E.L. : Quel quartier est le plus touché par les escrocs ?
S.M. : Présentement le sud-est de la ville a le plus haut taux de vol. Le Nord a le plus bas, peut-être dû au fait que la classe mieux nantie du Nord est mieux protégée (système d’alarme) que la classe moyenne du Sud-Est. En même temps que les effractions dans les commerces diminuent, ceux des résidences augmentent.
E.L. : Est-ce que tous les vols sont déclarés ?

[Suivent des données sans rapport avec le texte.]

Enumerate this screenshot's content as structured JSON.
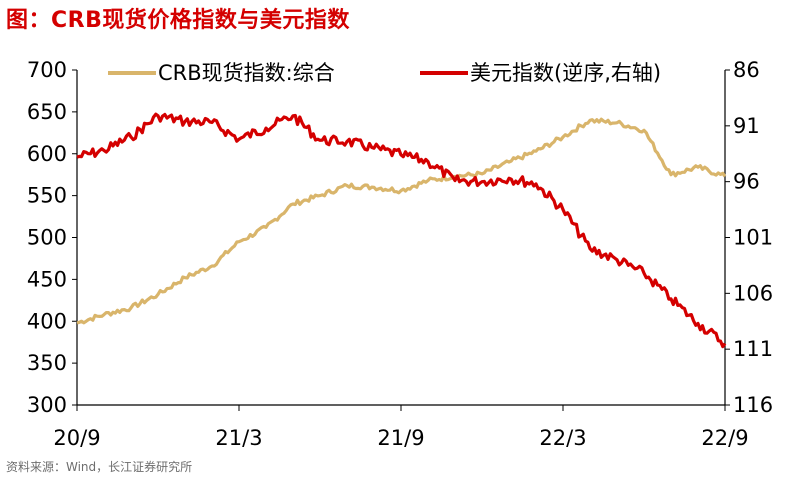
{
  "title": "图：CRB现货价格指数与美元指数",
  "source": "资料来源：Wind，长江证券研究所",
  "chart_data": {
    "type": "line",
    "x_ticks": [
      "20/9",
      "21/3",
      "21/9",
      "22/3",
      "22/9"
    ],
    "left_axis": {
      "ticks": [
        300,
        350,
        400,
        450,
        500,
        550,
        600,
        650,
        700
      ],
      "ylim": [
        300,
        700
      ]
    },
    "right_axis": {
      "ticks": [
        86,
        91,
        96,
        101,
        106,
        111,
        116
      ],
      "ylim": [
        86,
        116
      ],
      "inverted": true
    },
    "legend_position": "top",
    "series": [
      {
        "name": "CRB现货指数:综合",
        "axis": "left",
        "color": "#D9B56B",
        "x": [
          "2020-09",
          "2020-10",
          "2020-11",
          "2020-12",
          "2021-01",
          "2021-02",
          "2021-03",
          "2021-04",
          "2021-05",
          "2021-06",
          "2021-07",
          "2021-08",
          "2021-09",
          "2021-10",
          "2021-11",
          "2021-12",
          "2022-01",
          "2022-02",
          "2022-03",
          "2022-04",
          "2022-05",
          "2022-06",
          "2022-07",
          "2022-08",
          "2022-09"
        ],
        "values": [
          398,
          408,
          416,
          432,
          452,
          466,
          495,
          512,
          540,
          550,
          562,
          560,
          556,
          568,
          573,
          576,
          590,
          603,
          620,
          640,
          637,
          628,
          575,
          584,
          573
        ]
      },
      {
        "name": "美元指数(逆序,右轴)",
        "axis": "right",
        "color": "#D40000",
        "x": [
          "2020-09",
          "2020-10",
          "2020-11",
          "2020-12",
          "2021-01",
          "2021-02",
          "2021-03",
          "2021-04",
          "2021-05",
          "2021-06",
          "2021-07",
          "2021-08",
          "2021-09",
          "2021-10",
          "2021-11",
          "2021-12",
          "2022-01",
          "2022-02",
          "2022-03",
          "2022-04",
          "2022-05",
          "2022-06",
          "2022-07",
          "2022-08",
          "2022-09"
        ],
        "values": [
          93.8,
          93.2,
          92.0,
          90.1,
          90.6,
          90.7,
          92.2,
          91.2,
          90.1,
          92.3,
          92.4,
          93.0,
          93.6,
          94.2,
          95.9,
          96.0,
          95.7,
          96.2,
          98.5,
          102.0,
          103.0,
          104.2,
          106.5,
          108.7,
          110.5
        ]
      }
    ]
  }
}
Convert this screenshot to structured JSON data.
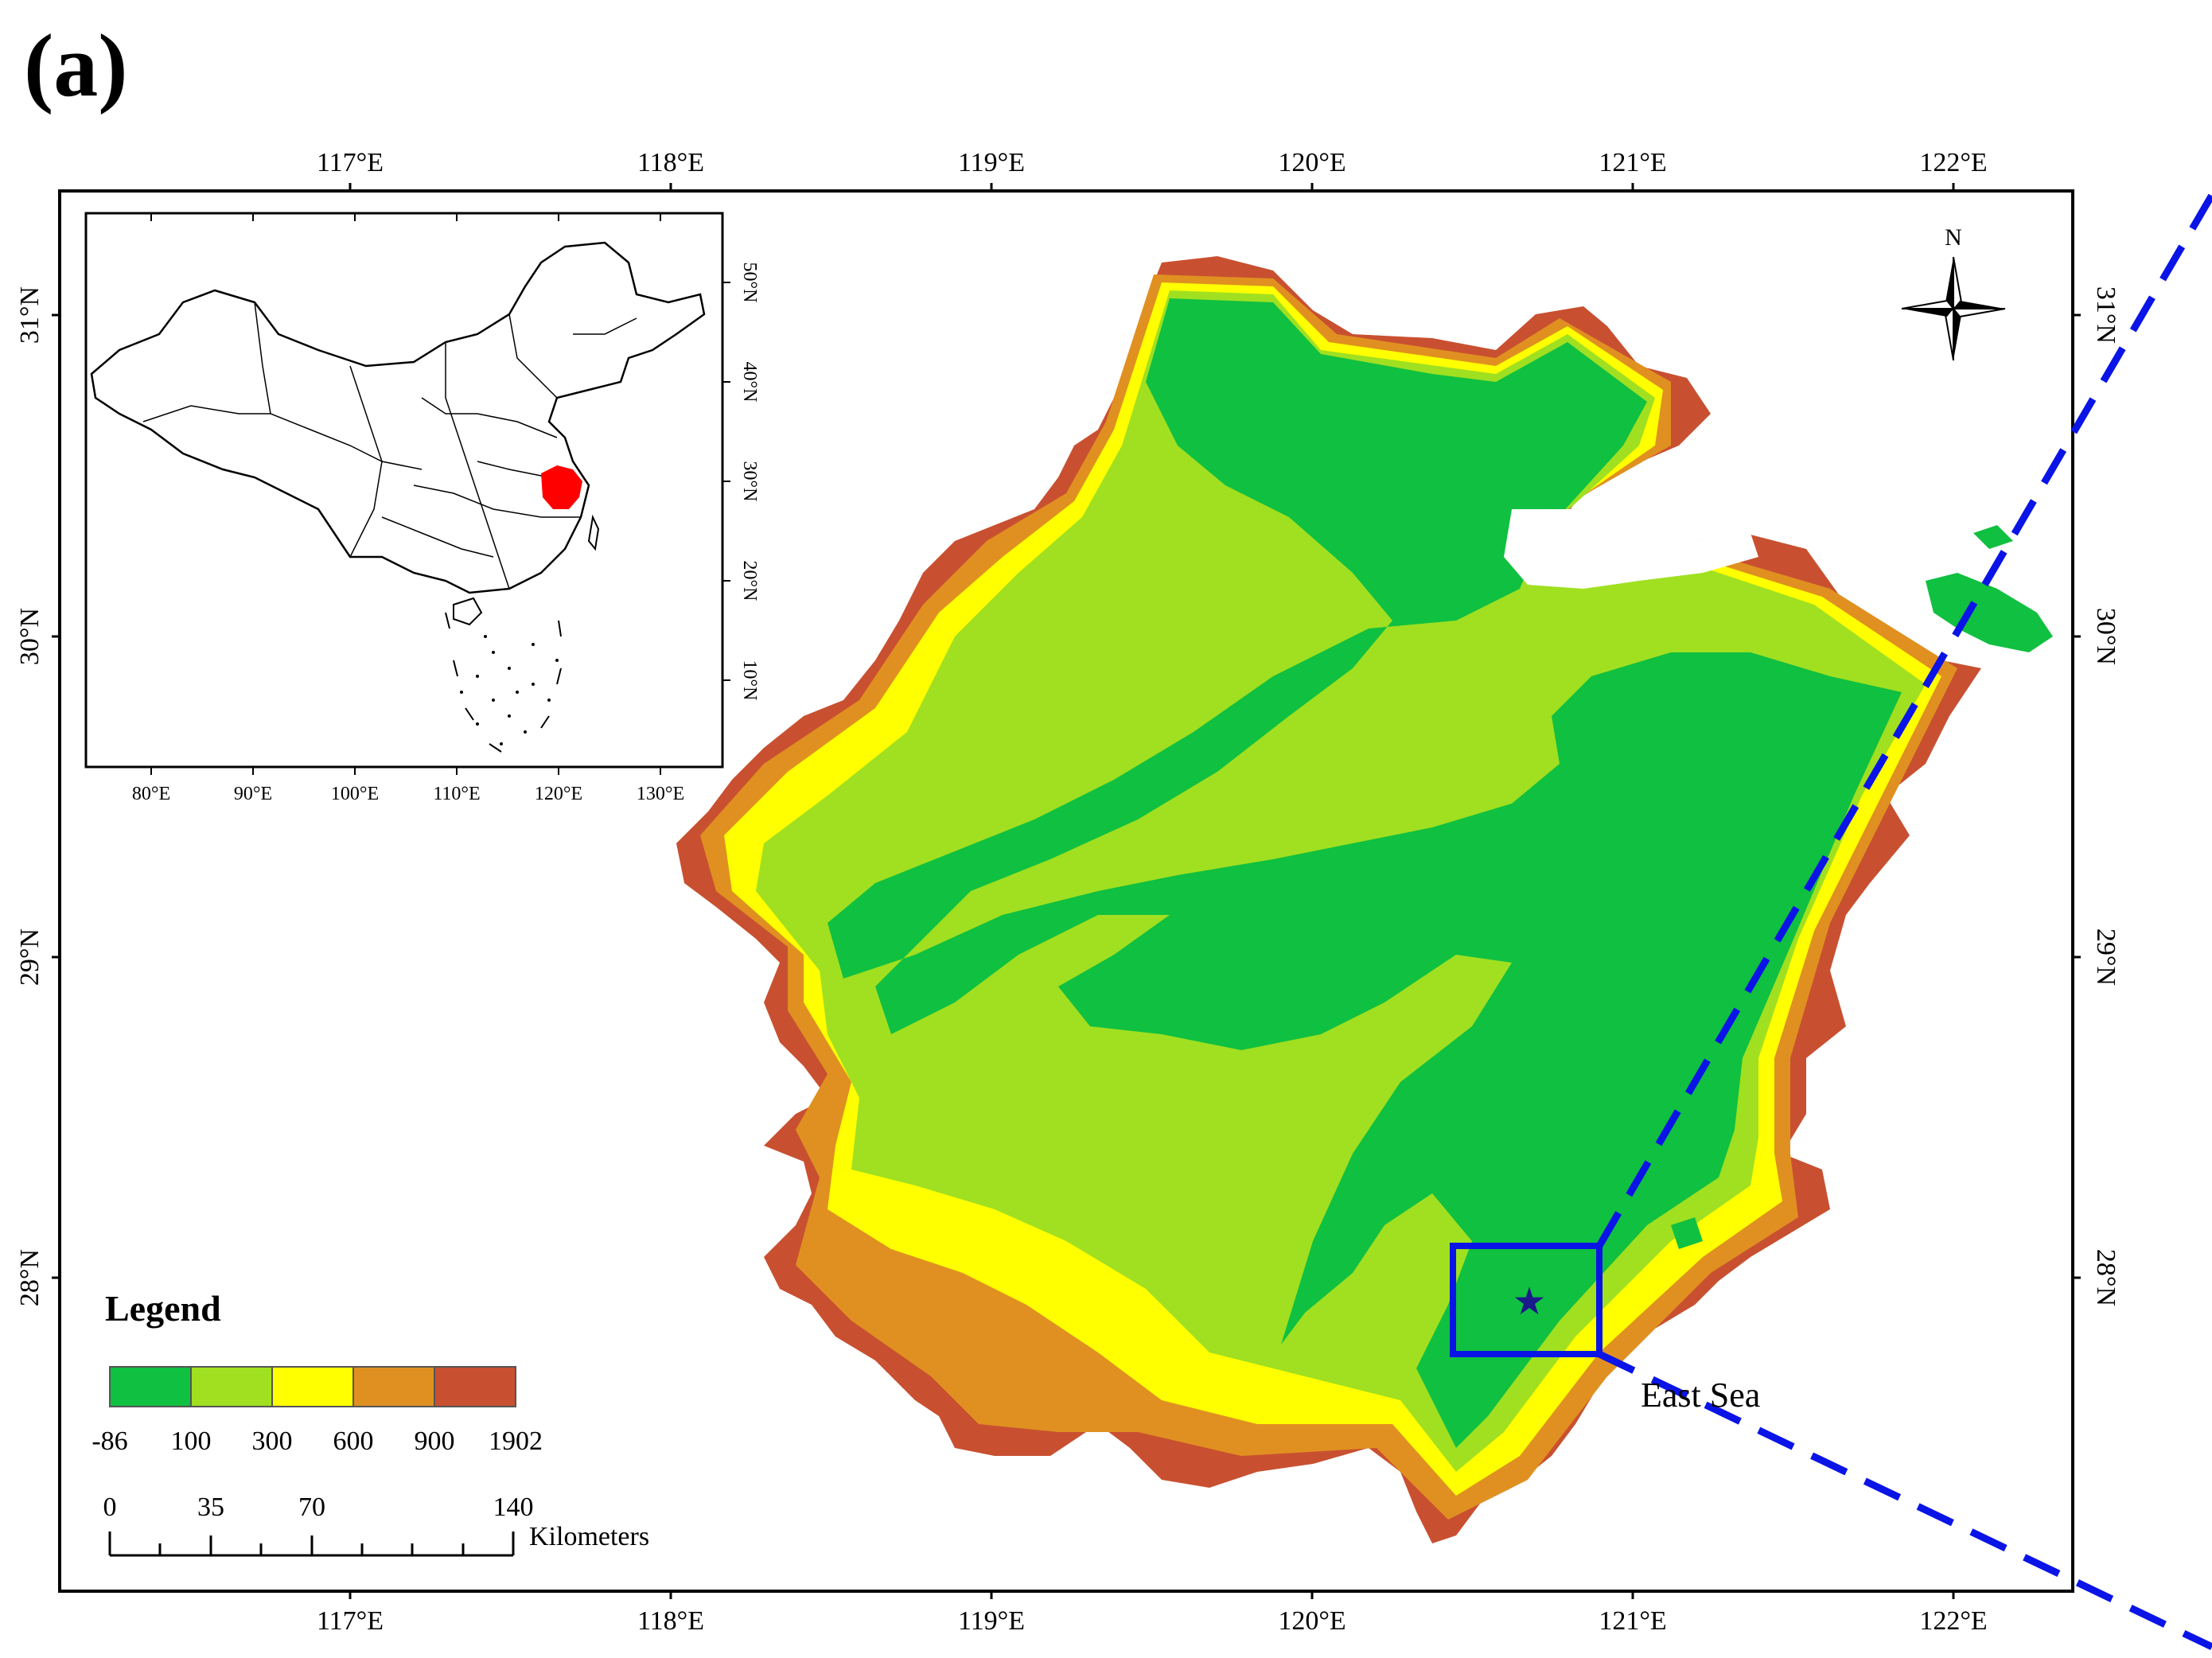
{
  "panel_label": "(a)",
  "main_map": {
    "top_lon_labels": [
      "117°E",
      "118°E",
      "119°E",
      "120°E",
      "121°E",
      "122°E"
    ],
    "bottom_lon_labels": [
      "117°E",
      "118°E",
      "119°E",
      "120°E",
      "121°E",
      "122°E"
    ],
    "left_lat_labels": [
      "31°N",
      "30°N",
      "29°N",
      "28°N"
    ],
    "right_lat_labels": [
      "31°N",
      "30°N",
      "29°N",
      "28°N"
    ],
    "north_arrow_label": "N",
    "sea_label": "East Sea"
  },
  "inset_map": {
    "lon_labels": [
      "80°E",
      "90°E",
      "100°E",
      "110°E",
      "120°E",
      "130°E"
    ],
    "lat_labels": [
      "50°N",
      "40°N",
      "30°N",
      "20°N",
      "10°N"
    ],
    "highlight_color": "#ff0000"
  },
  "legend": {
    "title": "Legend",
    "break_labels": [
      "-86",
      "100",
      "300",
      "600",
      "900",
      "1902"
    ],
    "colors": [
      "#10c040",
      "#a0e020",
      "#ffff00",
      "#e09020",
      "#c85030"
    ]
  },
  "scale_bar": {
    "labels": [
      "0",
      "35",
      "70",
      "140"
    ],
    "unit": "Kilometers"
  },
  "study_area_box_color": "#0a14e6"
}
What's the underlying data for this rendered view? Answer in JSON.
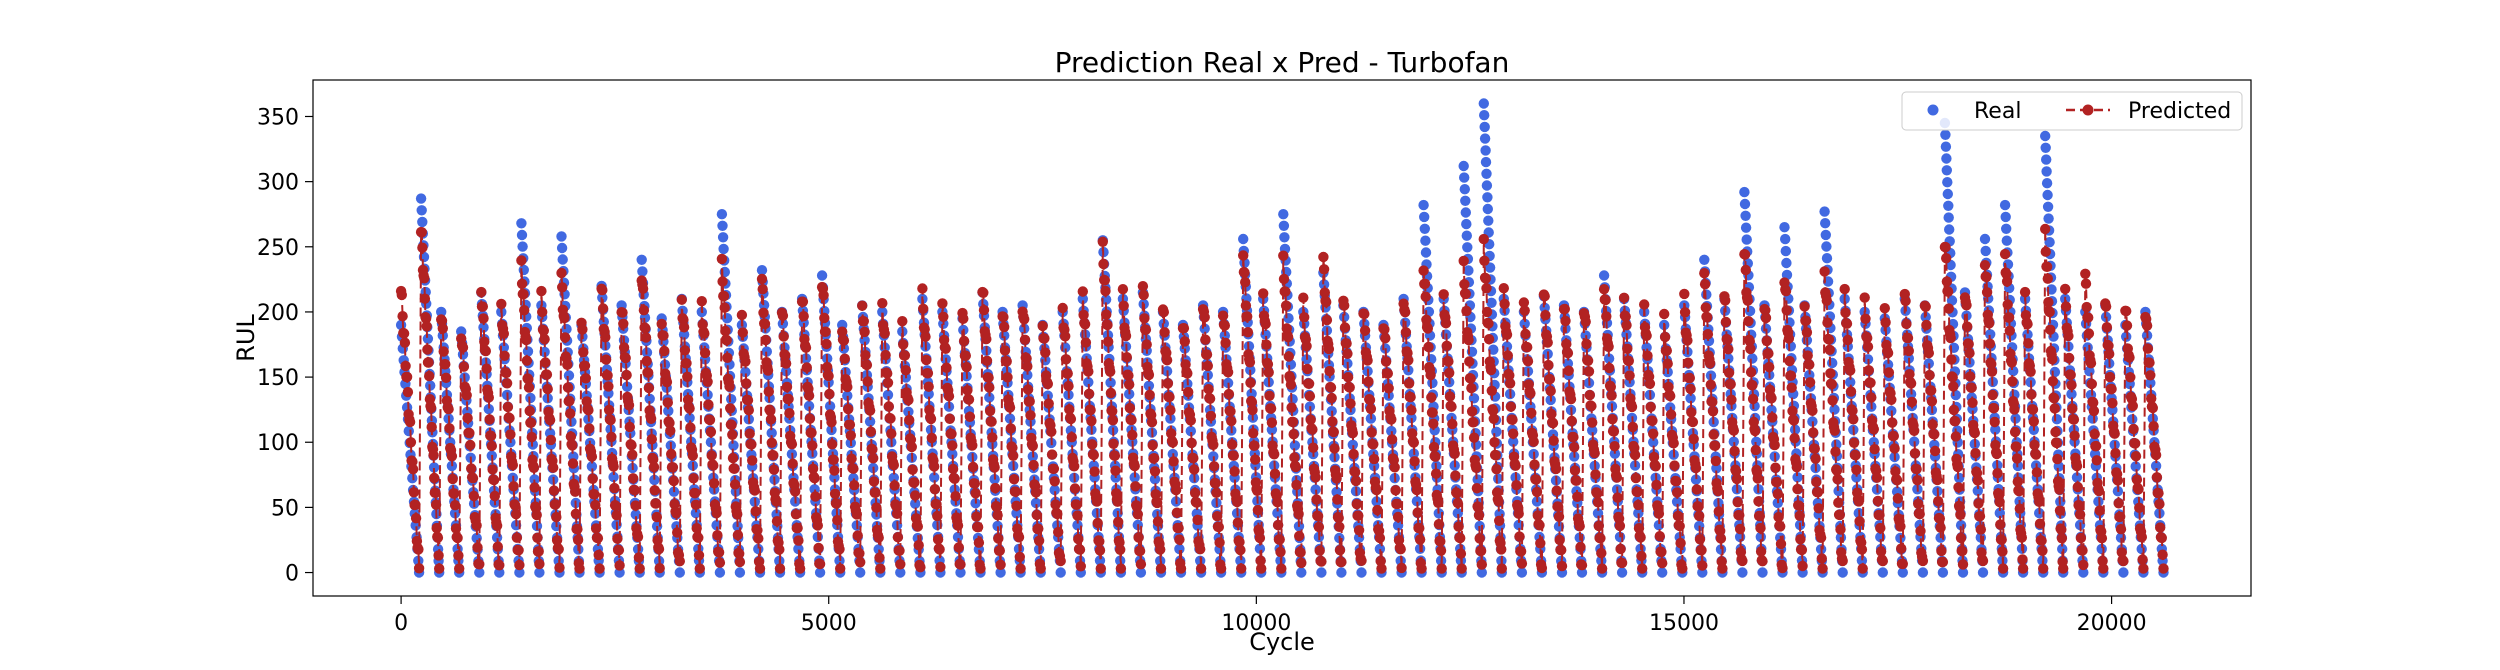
{
  "chart_data": {
    "type": "line",
    "title": "Prediction Real x Pred - Turbofan",
    "xlabel": "Cycle",
    "ylabel": "RUL",
    "xlim": [
      -1030,
      21630
    ],
    "ylim": [
      -18,
      378
    ],
    "xticks": [
      0,
      5000,
      10000,
      15000,
      20000
    ],
    "yticks": [
      0,
      50,
      100,
      150,
      200,
      250,
      300,
      350
    ],
    "legend": {
      "placement": "top-right"
    },
    "colors": {
      "real": "#4169E1",
      "predicted": "#B22222"
    },
    "series": [
      {
        "name": "Real",
        "style": "markers",
        "color": "#4169E1",
        "peaks": [
          190,
          287,
          200,
          185,
          215,
          200,
          268,
          205,
          258,
          190,
          220,
          205,
          240,
          195,
          210,
          200,
          275,
          190,
          232,
          200,
          210,
          228,
          190,
          205,
          200,
          185,
          210,
          200,
          195,
          215,
          200,
          205,
          190,
          200,
          210,
          255,
          210,
          215,
          200,
          190,
          205,
          200,
          256,
          210,
          275,
          200,
          230,
          205,
          200,
          190,
          210,
          282,
          210,
          312,
          360,
          210,
          200,
          212,
          205,
          200,
          228,
          210,
          200,
          190,
          205,
          240,
          210,
          292,
          205,
          265,
          205,
          277,
          210,
          200,
          195,
          210,
          205,
          345,
          215,
          256,
          282,
          210,
          335,
          210,
          200,
          205,
          190,
          200
        ],
        "mins": [
          0
        ]
      },
      {
        "name": "Predicted",
        "style": "dashed-line-with-markers",
        "color": "#B22222",
        "peaks": [
          216,
          265,
          200,
          185,
          218,
          205,
          235,
          210,
          225,
          190,
          220,
          205,
          230,
          195,
          210,
          205,
          235,
          192,
          222,
          200,
          212,
          225,
          190,
          207,
          205,
          188,
          212,
          202,
          198,
          218,
          202,
          206,
          193,
          203,
          212,
          248,
          212,
          217,
          203,
          192,
          208,
          202,
          245,
          212,
          238,
          205,
          238,
          208,
          202,
          193,
          212,
          235,
          213,
          235,
          250,
          213,
          205,
          215,
          207,
          205,
          222,
          212,
          203,
          193,
          208,
          226,
          212,
          248,
          208,
          228,
          207,
          230,
          213,
          205,
          198,
          212,
          207,
          255,
          217,
          240,
          245,
          212,
          258,
          212,
          226,
          207,
          205,
          202
        ],
        "mins": [
          3
        ]
      }
    ],
    "x_range": [
      0,
      20630
    ]
  }
}
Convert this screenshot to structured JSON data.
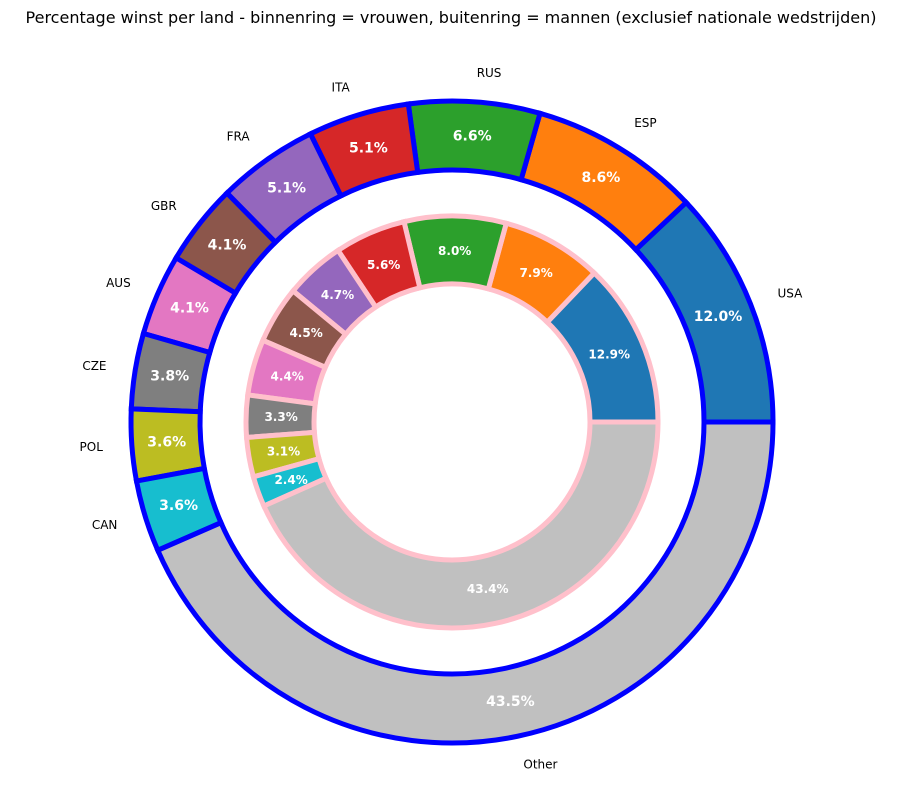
{
  "chart_data": {
    "type": "pie",
    "subtype": "nested-donut",
    "title": "Percentage winst per land - binnenring = vrouwen, buitenring = mannen (exclusief nationale wedstrijden)",
    "categories": [
      "USA",
      "ESP",
      "RUS",
      "ITA",
      "FRA",
      "GBR",
      "AUS",
      "CZE",
      "POL",
      "CAN",
      "Other"
    ],
    "colors": [
      "#1f77b4",
      "#ff7f0e",
      "#2ca02c",
      "#d62728",
      "#9467bd",
      "#8c564b",
      "#e377c2",
      "#7f7f7f",
      "#bcbd22",
      "#17becf",
      "#c0c0c0"
    ],
    "series": [
      {
        "ring": "outer",
        "edge_color": "#0000ff",
        "values": [
          12.0,
          8.6,
          6.6,
          5.1,
          5.1,
          4.1,
          4.1,
          3.8,
          3.6,
          3.6,
          43.5
        ],
        "value_labels": [
          "12.0%",
          "8.6%",
          "6.6%",
          "5.1%",
          "5.1%",
          "4.1%",
          "4.1%",
          "3.8%",
          "3.6%",
          "3.6%",
          "43.5%"
        ]
      },
      {
        "ring": "inner",
        "edge_color": "#ffc0cb",
        "values": [
          12.9,
          7.9,
          8.0,
          5.6,
          4.7,
          4.5,
          4.4,
          3.3,
          3.1,
          2.4,
          43.4
        ],
        "value_labels": [
          "12.9%",
          "7.9%",
          "8.0%",
          "5.6%",
          "4.7%",
          "4.5%",
          "4.4%",
          "3.3%",
          "3.1%",
          "2.4%",
          "43.4%"
        ]
      }
    ],
    "start_angle_deg": 0,
    "direction": "counterclockwise"
  }
}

S.M. : Nous estimons que seulement 45 % des vols sont rapportés. De ce 45 %, 15 % sont douteux; c’est-à-dire qu’ils sont exagérés ou qu’ils contournent la vérité. On solutionne 65 % des cas.
E.L. : Que faire après un vol chez soi ?
S.M. : Il ne faut toucher à rien. Le moindre indice peut permettre de reconnaître les habitudes de bandits déjà connus.
E.L. : Que peut-on faire pour se protéger ?
S.M. : Il faut connaître ses voisins et les aviser avant de vous absenter ou avant de partir en vacances. Laisser toujours une lumière allumée. Les portes qui se verrouillent par la poignée sont portes ouvertes pour les voleurs. Toujours se munir d’un verrou indépendant de la poignée (les intrus entrent presque toujours par la porte, contrairement à la croyance populaire).